Hacker News new | ask | show | jobs
by AnotherGoodName 384 days ago
Yes the thing that got me was i went through the channels multiple times (multiple browser sessions). The channels are the same everytime (the numbers don't align to any navigation though - flip back and forth between two numbers and you'll just hit a random channel everytime - don't be fooled by that). Every object is in the same position and the layout is the same.

What makes this AI generated over just rendering a generated 3D scene?

Like it may seem impressive to have no glitches (often in AI generated works you can turn around a full rotation and you're what's in front of you isn't what was there originally) but here it just acts as a fully modelled 3D scene rendering at low resolution? I can't even walk outside of certain bounds which doesn't make sense if this really is generated on the fly.

This needs a lot of skepticism and i'm surprised you're the first commenting on the lack of actual generation here. It's a series of static scenes rendered at low fidelity with limited bounds.

2 comments

Ok playing with this more there's very subtle differences between sessions. As in there is some hallucination here with certain small differences.

I think what's happening is this is AI generated but it is very very overfitted to real world 3D scenes. The AI is almost rendering exactly a real world scene and not much more. They can't travel out of bounds or the model stops working since it's so overfitted to these scenes. The overfitting solves hallucinations but it also makes it almost indistinguishable from pre modelled 3D scenes.

I think the most likely explanation is that they trained a diffusion WM (like DIAMOND) on video rollouts recorded from within a 3D scene representation (like NeRF/GS), with some collision detection enabled.

This would explain:

1. How collisions / teleportation work and why they're so rigid (the WM is mimicking hand-implemented scene-bounds logic)

2. Why the scenes are static and, in the case of should-be-dynamic elements like water/people/candles, blurred (the WM is mimicking artifacts from the 3D representation)

3. Why they are confident that "There's no map or explicit 3D representation in the outputs. This is a diffusion model, and video in/out" https://x.com/olivercameron/status/1927852361579647398 (the final product is indeed a diffusion WM trained on videos, they just have a complicated pipeline for getting those training videos)

Odyssey Systems is six months behind way more impressive demos. They're following in the footsteps of this work:

- Open Source Diamond WM that you can run on consumer hardware [1]

- Google's Genie 2 (way better than this) [2]

- Oasis [3]

[1] https://diamond-wm.github.io/

[2] https://deepmind.google/discover/blog/genie-2-a-large-scale-...

[3] https://oasis.decart.ai/welcome

There are a lot of papers and demos in this space.
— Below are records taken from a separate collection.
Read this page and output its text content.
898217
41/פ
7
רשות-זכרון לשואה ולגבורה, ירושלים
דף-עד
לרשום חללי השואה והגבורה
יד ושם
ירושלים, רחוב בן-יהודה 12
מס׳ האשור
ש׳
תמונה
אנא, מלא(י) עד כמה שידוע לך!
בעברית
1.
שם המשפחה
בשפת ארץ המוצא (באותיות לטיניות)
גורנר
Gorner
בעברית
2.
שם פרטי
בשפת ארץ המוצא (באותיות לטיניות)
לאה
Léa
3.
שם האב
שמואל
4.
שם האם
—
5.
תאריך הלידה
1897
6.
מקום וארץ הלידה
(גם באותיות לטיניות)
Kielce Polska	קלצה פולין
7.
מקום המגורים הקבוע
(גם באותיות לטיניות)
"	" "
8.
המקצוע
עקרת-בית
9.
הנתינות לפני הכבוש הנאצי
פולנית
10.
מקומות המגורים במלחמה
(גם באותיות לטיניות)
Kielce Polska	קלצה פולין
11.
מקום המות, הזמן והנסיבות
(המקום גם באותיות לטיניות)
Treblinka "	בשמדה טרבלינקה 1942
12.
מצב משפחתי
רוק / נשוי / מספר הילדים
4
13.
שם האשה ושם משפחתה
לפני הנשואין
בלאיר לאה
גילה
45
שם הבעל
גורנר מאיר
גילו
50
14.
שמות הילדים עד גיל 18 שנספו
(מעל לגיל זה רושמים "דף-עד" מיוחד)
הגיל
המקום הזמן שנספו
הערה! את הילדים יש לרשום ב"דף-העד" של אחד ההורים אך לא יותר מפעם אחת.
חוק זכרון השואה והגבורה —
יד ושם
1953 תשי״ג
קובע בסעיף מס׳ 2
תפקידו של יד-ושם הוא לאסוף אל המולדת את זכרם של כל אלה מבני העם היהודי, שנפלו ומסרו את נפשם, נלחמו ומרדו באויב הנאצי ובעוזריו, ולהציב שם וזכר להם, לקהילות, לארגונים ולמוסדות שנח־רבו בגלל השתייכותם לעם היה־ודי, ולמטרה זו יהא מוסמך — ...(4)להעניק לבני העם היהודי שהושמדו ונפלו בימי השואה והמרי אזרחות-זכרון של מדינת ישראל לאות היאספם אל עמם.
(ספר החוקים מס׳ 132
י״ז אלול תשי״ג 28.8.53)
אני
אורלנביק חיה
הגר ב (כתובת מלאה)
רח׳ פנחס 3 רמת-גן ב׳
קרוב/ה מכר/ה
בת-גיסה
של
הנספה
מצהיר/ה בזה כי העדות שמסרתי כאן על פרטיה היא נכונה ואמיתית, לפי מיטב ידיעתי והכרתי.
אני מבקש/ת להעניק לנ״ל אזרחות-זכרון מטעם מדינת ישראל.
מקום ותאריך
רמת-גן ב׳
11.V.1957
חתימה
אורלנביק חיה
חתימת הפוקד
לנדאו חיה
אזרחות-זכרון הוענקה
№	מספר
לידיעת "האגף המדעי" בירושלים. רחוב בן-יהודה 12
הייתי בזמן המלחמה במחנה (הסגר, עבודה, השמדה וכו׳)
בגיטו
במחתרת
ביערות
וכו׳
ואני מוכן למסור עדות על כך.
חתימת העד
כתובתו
They have the same artifacts.

All of this is really great work, and I'm excited to see great labs pushing this research forward.

From our perspective, what separates our work is two things:

1. Our model is able to be experienced by anyone today, and in real-time at 30 FPS.

2. Our data domain is real-world, meaning learning life-like pixels and actions. This is, from our perspective, more complex than learning from a video game.

Is it possible that this behavior is a result from training on Google Maps or something similar? I tried to walk off a bridge and you get completely stuck, which is the only reason I can think of that, other than not having first person video views of people walking off bridges.